Enviada em 10/08/2020

Foi na Grécia Antiga que se apresentaram os primeiros indícios de atos xenofóbicos, em que os estrangeiros eram notados como “bárbaros” e desumanos, e em resultado disso, a sociedade e população grega da época passou a ser sinônimo de superioridade. Na contemporaneidade, a aspiração por ascendência pessoal em uma sociedade é o ponto de partida para prática de xenofobia, gerando o sentimento de ódio e hostilidade com pessoas estrangeiras. E por meio dessa realidade, se estabelece os efeitos da diferença de tratamento com intolerância de gênero, marcada e percebida pelos atos de preconceito.

Em primeiro plano, vale debater que a manifestação de patriotismo contra diferentes grupos é segmento da insegurança do indivíduo em relação a sua circunstância social e econômica pessoal dentro de um Estado. Mediante a isso, a xenofobia gerada por causa do medo da perda de condição de classe e inquisição de acumulo de bens da pessoa que pratica a ação, é razão da falta de pensamento no próximo e enaltecimento do próprio ser individual que aplica suas devidas situações, sem pensar na conjunção da comunidade e apenas em si mesmo. Desse modo, a execução da nacionalidade com cidadãos de países exteriores é uma forma de intensificar a superioridade particular e de identidade dentro de uma sociedade.

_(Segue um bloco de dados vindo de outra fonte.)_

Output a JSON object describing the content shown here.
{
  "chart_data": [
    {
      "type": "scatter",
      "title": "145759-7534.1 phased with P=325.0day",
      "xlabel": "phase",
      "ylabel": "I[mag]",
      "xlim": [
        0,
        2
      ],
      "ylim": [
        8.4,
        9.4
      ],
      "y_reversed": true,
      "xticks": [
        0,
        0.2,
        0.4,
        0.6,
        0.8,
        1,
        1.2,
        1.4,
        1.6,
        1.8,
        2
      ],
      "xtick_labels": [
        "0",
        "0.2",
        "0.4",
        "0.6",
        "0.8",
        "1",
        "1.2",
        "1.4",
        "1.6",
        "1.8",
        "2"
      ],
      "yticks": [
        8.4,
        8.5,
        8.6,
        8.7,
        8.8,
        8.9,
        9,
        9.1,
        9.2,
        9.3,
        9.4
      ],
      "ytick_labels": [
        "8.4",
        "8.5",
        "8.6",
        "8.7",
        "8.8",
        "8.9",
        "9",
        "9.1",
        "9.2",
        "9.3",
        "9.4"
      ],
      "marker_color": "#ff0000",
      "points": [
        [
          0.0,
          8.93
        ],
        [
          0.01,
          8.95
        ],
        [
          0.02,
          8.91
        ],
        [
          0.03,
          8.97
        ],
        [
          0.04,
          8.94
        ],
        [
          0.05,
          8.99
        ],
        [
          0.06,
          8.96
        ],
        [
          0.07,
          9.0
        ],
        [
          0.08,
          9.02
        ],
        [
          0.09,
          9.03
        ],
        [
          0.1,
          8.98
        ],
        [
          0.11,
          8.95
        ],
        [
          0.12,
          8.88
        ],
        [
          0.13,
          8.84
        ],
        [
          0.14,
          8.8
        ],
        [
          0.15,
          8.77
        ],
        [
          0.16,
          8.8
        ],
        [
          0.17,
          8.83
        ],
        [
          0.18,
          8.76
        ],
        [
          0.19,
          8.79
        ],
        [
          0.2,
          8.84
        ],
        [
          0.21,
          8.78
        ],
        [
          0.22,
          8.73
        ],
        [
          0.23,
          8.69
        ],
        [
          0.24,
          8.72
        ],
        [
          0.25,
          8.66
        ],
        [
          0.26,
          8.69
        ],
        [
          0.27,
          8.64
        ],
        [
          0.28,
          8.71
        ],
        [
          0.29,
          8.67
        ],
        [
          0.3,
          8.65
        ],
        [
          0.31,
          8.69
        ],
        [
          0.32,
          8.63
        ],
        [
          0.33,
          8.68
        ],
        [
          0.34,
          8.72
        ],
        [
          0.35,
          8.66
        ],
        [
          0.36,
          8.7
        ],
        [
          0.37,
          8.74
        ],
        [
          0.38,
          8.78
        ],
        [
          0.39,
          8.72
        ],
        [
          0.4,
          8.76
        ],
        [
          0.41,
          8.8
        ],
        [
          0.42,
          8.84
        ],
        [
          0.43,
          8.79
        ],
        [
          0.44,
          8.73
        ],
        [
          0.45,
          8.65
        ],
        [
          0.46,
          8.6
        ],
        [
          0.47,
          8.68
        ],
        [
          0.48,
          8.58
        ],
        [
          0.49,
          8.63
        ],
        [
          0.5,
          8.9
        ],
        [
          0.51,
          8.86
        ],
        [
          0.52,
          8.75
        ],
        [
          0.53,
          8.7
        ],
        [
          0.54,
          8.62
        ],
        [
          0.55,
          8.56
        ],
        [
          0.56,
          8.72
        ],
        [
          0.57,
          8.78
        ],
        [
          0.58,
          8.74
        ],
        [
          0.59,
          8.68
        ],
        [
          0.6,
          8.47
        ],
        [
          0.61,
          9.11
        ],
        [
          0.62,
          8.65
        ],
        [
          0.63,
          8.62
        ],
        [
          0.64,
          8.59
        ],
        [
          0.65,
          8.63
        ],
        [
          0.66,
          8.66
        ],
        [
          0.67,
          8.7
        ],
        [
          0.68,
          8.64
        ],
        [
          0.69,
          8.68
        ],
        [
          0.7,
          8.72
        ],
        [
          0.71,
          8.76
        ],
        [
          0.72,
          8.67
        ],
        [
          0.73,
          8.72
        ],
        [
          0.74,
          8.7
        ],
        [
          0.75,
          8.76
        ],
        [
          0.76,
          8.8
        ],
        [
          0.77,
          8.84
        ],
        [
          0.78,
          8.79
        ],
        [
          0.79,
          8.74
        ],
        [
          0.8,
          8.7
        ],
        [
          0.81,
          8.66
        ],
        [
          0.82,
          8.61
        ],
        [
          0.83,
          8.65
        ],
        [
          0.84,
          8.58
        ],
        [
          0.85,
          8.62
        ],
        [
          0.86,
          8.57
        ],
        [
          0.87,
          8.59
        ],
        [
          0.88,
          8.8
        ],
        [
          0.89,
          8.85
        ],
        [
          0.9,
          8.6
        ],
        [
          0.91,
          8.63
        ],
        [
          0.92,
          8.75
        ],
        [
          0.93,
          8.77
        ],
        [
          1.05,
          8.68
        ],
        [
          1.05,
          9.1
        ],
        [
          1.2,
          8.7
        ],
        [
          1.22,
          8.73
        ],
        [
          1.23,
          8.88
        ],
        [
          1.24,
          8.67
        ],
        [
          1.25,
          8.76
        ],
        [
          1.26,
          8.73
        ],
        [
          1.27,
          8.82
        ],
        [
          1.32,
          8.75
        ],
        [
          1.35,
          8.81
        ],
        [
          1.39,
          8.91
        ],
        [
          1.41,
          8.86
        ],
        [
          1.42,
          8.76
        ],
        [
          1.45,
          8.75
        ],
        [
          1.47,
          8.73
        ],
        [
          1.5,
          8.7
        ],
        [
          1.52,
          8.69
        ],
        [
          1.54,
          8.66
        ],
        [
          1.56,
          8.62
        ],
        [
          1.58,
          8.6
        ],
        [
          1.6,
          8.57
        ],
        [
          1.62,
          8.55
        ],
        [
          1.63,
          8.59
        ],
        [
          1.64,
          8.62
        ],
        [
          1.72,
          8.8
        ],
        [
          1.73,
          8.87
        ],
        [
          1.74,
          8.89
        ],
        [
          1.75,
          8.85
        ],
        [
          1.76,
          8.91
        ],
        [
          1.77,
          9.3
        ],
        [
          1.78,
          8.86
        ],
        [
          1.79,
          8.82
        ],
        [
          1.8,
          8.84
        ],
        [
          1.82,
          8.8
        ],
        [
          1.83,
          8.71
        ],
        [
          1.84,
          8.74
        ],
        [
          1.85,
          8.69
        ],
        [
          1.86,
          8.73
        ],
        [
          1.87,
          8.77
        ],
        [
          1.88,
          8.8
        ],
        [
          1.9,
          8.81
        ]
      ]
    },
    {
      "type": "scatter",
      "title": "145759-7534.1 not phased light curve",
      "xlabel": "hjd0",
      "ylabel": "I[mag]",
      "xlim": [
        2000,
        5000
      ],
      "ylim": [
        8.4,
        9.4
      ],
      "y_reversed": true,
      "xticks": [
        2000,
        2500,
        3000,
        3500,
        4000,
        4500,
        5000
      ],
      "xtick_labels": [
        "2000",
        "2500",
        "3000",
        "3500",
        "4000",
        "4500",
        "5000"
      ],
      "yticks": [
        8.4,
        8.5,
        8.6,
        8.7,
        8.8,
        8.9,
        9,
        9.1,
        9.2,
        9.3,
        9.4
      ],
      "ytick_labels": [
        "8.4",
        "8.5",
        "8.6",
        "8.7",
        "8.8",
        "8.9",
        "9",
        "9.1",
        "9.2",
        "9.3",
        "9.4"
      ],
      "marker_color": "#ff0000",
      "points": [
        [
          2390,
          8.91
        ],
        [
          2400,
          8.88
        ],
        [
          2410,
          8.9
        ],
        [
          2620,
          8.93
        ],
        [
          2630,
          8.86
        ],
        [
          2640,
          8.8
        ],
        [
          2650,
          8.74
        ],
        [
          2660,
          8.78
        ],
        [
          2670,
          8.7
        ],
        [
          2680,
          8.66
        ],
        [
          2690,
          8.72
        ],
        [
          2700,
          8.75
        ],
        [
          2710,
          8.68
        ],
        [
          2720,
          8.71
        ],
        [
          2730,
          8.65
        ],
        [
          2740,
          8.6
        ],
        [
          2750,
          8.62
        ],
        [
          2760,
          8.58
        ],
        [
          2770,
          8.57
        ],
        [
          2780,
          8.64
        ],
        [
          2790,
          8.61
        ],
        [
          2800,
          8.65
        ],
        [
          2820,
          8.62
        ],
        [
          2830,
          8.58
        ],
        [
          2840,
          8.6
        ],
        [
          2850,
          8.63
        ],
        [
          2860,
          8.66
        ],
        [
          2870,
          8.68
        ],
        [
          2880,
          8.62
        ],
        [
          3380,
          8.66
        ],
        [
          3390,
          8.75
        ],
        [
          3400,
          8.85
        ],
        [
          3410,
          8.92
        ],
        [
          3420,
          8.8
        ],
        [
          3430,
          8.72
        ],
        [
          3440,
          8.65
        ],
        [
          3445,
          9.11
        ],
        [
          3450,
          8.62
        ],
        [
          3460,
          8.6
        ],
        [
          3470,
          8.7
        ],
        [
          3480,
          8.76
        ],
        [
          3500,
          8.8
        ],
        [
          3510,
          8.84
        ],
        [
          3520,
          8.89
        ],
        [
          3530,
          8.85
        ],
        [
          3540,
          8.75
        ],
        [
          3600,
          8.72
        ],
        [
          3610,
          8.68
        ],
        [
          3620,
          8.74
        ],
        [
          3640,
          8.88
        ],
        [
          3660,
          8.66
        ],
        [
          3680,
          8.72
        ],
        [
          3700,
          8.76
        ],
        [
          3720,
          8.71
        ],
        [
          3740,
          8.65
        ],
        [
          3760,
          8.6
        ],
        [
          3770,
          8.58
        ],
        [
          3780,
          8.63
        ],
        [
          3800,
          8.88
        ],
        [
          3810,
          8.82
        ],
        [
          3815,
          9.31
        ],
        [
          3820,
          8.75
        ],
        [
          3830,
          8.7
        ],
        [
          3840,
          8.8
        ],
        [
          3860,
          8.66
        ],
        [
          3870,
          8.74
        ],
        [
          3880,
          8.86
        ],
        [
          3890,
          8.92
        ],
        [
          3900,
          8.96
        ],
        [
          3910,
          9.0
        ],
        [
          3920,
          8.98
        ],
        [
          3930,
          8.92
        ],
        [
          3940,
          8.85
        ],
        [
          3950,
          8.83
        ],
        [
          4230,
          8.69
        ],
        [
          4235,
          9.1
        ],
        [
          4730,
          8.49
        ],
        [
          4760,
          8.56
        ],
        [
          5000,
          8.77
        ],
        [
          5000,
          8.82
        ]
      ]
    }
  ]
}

Somado a isso, vale discutir que as práticas xenofóbicas, causadas pela falta de pensamento no próximo, resulta no aumento de estereótipos e de preconceitos a qual geram muitas dificuldades para os estrangeiros. No Brasil, essa inquisição é realizada, principalmente, contra a grande quantidade de imigrantes venezuelanos que chegam refugiados de seu país e acabam sofrendo com as diferenças de tratamento em que os tornam frágeis, invisíveis na sociedade e reprimidos a exercer sua cultura e costumes. Conclui-se dessa forma, que pela intenção das pessoas patriotas em prática do nacionalismo, os cidadãos estrangeiros são prejudicados economicamente, socialmente, culturalmente e isso interfere na sua convivência e oportunidades.

Portanto, é primordial proporcionar uma vida com mais benefícios para os estrangeiros. Por isso, cabe ao Ministério da Cidadania, em conjunto com o Ministério da Educação, promover aulas didáticas para os alunos - desde o ensino infantil até o ensino médio, e em conjunto com suas famílias – que incentivem o pensamento de que os imigrantes têm importância na sociedade e que não é correto agir com superioridade sobre os mesmos. Dessa maneira, a dificuldade de exercer a cidadania dos refugiados será enfrentada de forma mais ativa. Só, então, haverá uma sociedade em que não pratica atos xenofóbicos e é igualitária a todos, independente da raça.